Dissertation
Carbon Trapping: Climate Mitigation and Indigenous Resistance in Vanuatu
Carbon offsetting, particularly forest-based carbon sequestration, continues to be the darling of global climate action with over $5.2 billion expended on the flagship UN REDD+ program since 2008. Yet, for a decade scholars have articulated the failures of REDD+ to meet sustainable development and carbon removal goals. In spite of this widespread criticism, forest-based carbon offset funding continues to grow and remains central to climate financing in the Global North and climate mitigation in the Global Majority. However, the failures of carbon offsetting are not only in outcome but also in distribution–Vanuatu struggles to access funding despite being the most at-risk nation in the world according to the UN WorldRiskIndex. At the same time, the Vanuatu Government views carbon offsetting as a key strategy for climate adaptation and mitigation. With carbon offsetting becoming increasingly entrenched in global climate action as well as climate policy in Vanuatu, and increasingly controversial, I question: to what extent does carbon offsetting deliver social and ecological benefits in Vanuatu?
Collaborators
Dr.
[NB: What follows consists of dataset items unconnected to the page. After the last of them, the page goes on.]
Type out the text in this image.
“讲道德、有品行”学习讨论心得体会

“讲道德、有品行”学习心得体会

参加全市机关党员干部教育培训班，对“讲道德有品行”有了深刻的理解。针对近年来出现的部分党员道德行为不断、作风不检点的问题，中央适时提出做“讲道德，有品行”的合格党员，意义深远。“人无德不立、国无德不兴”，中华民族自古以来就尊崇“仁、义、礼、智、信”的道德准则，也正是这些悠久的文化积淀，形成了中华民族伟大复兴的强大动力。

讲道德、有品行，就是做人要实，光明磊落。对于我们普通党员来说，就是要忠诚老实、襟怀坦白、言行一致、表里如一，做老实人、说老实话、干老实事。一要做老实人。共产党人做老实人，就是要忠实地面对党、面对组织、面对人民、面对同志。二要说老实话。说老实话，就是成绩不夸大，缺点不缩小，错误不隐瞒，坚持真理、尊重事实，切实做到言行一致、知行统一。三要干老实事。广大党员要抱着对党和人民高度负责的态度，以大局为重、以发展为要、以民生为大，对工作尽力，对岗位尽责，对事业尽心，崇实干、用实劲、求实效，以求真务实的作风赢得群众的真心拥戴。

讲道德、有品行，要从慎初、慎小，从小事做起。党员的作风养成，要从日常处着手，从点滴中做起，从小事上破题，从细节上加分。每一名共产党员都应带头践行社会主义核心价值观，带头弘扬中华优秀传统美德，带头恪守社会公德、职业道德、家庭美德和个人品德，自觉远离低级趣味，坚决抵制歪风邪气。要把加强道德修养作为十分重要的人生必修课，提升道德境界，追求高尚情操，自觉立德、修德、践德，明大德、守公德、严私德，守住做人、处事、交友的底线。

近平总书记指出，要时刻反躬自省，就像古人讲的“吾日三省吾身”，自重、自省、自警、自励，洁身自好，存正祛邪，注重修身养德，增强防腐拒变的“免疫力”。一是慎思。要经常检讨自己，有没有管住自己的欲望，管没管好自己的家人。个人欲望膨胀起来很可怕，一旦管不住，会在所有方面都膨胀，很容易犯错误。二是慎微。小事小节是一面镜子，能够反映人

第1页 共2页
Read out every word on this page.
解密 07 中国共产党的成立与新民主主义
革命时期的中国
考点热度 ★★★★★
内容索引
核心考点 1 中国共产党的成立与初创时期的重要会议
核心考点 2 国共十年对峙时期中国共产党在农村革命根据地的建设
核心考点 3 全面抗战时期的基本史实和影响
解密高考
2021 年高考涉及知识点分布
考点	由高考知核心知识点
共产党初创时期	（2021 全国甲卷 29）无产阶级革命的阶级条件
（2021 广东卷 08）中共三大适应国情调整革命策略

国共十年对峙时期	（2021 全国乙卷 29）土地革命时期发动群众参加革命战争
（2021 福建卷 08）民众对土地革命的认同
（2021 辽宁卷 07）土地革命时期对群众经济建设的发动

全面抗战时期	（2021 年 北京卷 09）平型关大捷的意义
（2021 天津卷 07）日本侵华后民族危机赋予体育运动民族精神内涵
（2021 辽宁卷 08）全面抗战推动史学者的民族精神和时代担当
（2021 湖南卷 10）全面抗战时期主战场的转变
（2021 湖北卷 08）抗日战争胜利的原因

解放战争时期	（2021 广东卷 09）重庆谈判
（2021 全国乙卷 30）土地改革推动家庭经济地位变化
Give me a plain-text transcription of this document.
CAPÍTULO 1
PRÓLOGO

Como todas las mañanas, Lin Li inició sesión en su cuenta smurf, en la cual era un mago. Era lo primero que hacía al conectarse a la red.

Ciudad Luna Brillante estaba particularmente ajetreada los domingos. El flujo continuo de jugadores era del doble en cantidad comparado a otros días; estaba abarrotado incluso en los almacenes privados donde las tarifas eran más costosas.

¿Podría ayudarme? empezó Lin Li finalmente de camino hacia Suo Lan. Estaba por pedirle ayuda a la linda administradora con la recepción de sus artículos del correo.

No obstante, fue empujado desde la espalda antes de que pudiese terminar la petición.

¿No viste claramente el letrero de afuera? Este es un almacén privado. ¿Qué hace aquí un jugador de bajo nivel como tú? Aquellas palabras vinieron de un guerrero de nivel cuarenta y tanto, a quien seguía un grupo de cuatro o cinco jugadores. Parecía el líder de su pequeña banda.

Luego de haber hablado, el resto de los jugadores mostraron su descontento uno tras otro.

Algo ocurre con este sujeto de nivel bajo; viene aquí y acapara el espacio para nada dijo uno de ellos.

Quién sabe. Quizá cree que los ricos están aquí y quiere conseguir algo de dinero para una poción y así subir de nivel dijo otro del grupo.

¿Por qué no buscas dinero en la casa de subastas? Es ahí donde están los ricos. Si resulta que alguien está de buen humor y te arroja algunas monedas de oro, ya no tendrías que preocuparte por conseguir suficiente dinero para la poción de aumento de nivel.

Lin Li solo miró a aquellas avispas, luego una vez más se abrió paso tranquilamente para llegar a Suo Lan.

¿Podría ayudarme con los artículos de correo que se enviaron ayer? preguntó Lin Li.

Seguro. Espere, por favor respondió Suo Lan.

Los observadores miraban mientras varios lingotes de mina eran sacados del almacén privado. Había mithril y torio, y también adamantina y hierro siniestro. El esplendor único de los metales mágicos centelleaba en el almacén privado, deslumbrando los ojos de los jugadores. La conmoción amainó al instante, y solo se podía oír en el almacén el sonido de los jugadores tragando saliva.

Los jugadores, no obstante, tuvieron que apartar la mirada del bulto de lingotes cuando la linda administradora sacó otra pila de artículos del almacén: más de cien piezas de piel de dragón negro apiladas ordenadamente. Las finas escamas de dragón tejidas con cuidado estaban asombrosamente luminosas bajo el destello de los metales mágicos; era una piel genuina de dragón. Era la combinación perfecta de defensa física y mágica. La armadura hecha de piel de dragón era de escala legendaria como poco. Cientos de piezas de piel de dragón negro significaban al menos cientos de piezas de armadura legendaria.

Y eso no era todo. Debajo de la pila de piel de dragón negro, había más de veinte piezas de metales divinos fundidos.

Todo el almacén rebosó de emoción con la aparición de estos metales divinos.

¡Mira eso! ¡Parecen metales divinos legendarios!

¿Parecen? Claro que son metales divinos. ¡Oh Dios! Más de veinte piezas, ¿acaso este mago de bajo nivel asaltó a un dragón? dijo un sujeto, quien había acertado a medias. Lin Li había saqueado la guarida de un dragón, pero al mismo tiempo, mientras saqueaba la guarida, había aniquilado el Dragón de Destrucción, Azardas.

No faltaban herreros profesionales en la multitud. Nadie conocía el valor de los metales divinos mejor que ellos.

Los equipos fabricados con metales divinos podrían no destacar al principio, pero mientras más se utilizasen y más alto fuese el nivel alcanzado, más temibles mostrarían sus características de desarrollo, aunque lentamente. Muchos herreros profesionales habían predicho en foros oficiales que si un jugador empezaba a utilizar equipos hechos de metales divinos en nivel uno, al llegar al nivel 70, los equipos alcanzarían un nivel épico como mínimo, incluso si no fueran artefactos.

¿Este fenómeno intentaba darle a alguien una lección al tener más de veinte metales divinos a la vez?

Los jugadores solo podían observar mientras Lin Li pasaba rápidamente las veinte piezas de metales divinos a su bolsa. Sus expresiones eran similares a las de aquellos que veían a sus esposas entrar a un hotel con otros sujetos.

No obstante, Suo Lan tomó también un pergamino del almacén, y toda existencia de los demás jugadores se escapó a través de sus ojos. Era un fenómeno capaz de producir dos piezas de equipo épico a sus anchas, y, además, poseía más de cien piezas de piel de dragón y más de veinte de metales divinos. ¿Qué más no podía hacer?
Krishna Kumar Kotra, Science Program Coordinator, University of the South Pacific Emalus
Funding
Fulbright-Hays Doctoral Dissertation Research Abroad Award for Vanuatu (2020)
Committee
Dr. Mary Mostafanezhad (Chair), Department of Geography and Environment, University of Hawaiʻi
Dr. Krisna Suryanata, Department of Geography and Environment, University of Hawaiʻi
Dr. Alex Mawyer, Center for Pacific Island Studies, University of Hawaiʻi
Dr. Aya Kimura, Department of Sociology, University of Hawaiʻi
Dr. Lisa Kelley, Department of Geography and Environmental Sciences, University of Colorado
Chapter Outline
Chapter 1: Sink-ing Islands: Carbon Offsets Amidst Climate Disaster in Vanuatu
Chapter 2: From Colonial Science to Climate Capacity Building: Analyzing Inequities in Climate Knowledge Access in Vanuatu
Chapter 3: Situating the Forest in Vanuatu: European Invasion, No Civilized Government, and Condo-Colonialism
Chapter 4: “Fixing” the Forest in Vanuatu: The (re)Making of Forests in Search of Finance
Chapter 5: Maintaining land and life in Vanuatu: Indigenous alter-natives of recovery following the Manaro eruption on Ambae, Vanuatu
Chapter 6: Endings and New Beginnings
Theoretical Frameworks
Political Ecology
Political ecologists have asserted how carbon offsetting projects are power laden, replicating the pitfalls of previous development paradigms that prioritized Western understandings of both nature and development over Indigenous knowledge systems (Escobar 1998). Indeed, Beymer-Farris and Bassett (2012) and Asiyanbi (2016) find climate interventions alter property rights and resource access, leading to new forms of militarized resource protectionism and increased precarity in REDD+ communities. As natures becomes commodified into new sites for accumulation, new forms of exclusion emerge to the detriment to those most vulnerable.
Pacific Island Studies
The origins of REDD+, the dominant climate finance mechanism at present and focus of this research project, can be traced to conversations between Papua New Guinea’s Michael Somare and a young American working in finance, Kevin Conrad in 2003 (Lang 2017). Climate interventions themselves are thus both from within and outside the Pacific. These projects have thus always been hybrid, navigating between the desires of high emitting nations and the low emitting nations, between development and justice. Hybridity has a long history in the Pacific; as T. Teaiwa (2001) has written, “The native is hybrid. Hybridity is essential. For the edge” (344). My research seeks to acknowledge this hybridity, incorporating the multiply-situated perspectives of politicians, chiefs, nonprofit workers, and individuals as they seek and evaluate climate finance.